El Ministerio de Fomento, en colaboración con el de Justicia, ha decidido actuar sobre la seguridad jurídica con el objetivo de «racionalizar el procedimiento animando con ello a que más propietarios pongan sus casas en alquiler y arrendadores e inquilinos estén más protegidos», aseguran fuentes del departamento que dirige Ana Pastor.

«Si ahora los procesos se resuelven en un plazo medio de cuatro a 12 meses, el objetivo es que en una primera fase se consiga reducir esos tiempos entre dos y tres meses, sobre todo en el caso de los litigios más largos», explican las mismas fuentes.

¿Cómo se conseguirá? Fundamentalmente por dos vías: aclarando la norma actual y simplificando la composición de la comisión judicial que acude al inmueble a realizar el lanzamiento (momento en el que se hace efectivo el desalojo del inmueble), de forma que en lugar de tener que componer dicha comisión dos funcionarios, podrá acudir al inmueble uno solo.

¿En qué consistirá entonces el nuevo proceso? Desde Fomento recuerdan que los pasos a dar y el procedimiento se mantienen exactamente igual. Cuando un inquilino deja de pagar, el propietario puede demandarle ante el juzgado de primera instancia correspondiente.
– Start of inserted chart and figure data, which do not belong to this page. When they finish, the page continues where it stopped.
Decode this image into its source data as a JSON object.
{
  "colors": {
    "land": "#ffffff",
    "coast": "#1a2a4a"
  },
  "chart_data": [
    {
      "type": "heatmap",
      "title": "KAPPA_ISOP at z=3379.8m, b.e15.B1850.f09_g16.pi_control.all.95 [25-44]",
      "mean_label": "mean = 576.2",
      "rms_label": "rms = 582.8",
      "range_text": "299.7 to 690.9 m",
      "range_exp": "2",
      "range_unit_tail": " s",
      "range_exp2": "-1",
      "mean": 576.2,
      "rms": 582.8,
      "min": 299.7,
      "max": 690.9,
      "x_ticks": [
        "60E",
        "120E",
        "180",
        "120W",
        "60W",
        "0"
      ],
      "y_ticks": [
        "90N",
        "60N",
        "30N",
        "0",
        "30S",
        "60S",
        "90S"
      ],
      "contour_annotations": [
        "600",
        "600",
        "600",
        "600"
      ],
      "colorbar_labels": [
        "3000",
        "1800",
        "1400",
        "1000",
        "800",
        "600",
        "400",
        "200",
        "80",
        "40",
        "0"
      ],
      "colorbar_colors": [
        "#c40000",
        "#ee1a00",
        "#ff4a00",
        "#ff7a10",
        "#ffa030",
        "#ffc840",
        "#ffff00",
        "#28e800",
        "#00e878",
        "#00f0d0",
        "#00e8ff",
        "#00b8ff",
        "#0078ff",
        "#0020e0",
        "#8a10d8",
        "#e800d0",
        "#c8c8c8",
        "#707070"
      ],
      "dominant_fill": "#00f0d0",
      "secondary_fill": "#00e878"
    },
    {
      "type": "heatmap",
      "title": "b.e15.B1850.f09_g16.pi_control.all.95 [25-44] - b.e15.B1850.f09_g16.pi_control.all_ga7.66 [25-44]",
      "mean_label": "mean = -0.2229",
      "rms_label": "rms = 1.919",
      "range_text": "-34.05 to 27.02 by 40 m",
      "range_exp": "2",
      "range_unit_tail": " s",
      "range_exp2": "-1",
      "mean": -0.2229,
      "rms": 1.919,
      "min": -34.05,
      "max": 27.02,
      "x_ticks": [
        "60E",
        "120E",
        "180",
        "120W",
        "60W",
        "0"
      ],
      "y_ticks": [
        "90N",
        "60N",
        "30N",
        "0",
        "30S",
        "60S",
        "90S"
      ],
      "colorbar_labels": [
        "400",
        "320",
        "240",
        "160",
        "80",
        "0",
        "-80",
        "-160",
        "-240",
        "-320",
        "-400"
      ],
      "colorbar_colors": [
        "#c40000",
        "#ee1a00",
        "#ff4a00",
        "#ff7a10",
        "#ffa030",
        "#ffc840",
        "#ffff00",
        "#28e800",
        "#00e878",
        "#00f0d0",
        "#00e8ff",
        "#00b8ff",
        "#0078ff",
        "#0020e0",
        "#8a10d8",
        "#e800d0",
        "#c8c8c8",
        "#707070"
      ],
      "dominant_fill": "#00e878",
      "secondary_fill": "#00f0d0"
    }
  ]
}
A partir de entonces comienza el proceso con el envío al arrendatario que no paga un requerimiento exigiendo las cantidades adeudadas que deberá reintegrar en un plazo de 10 días.

«Lo lógico es que ocurra una de estas tres cosas: que el inquilino pague, que decida marcharse o se oponga a la reclamación», advierten fuentes de Fomento. Si no sucede ninguno de los dos primeros supuestos, el proceso judicial continúa. Entonces, es el secretario judicial el encargado de emitir un decreto con dos fechas clave, la del lanzamiento y la de la vista judicial, que puede llegar a fijarse hasta ocho meses después de la primera. La ley actual ya prevé que si el inquilino no manifiesta su oposición al proceso, el litigio debería concluir en el lanzamiento. Sin embargo, algunos jueces no lo han interpretado así y determinan que haya que esperar obligatoriamente a la vista judicial para desalojar al moroso. «Eso ahora quedará totalmente clarificado», insisten las mismas fuentes oficiales.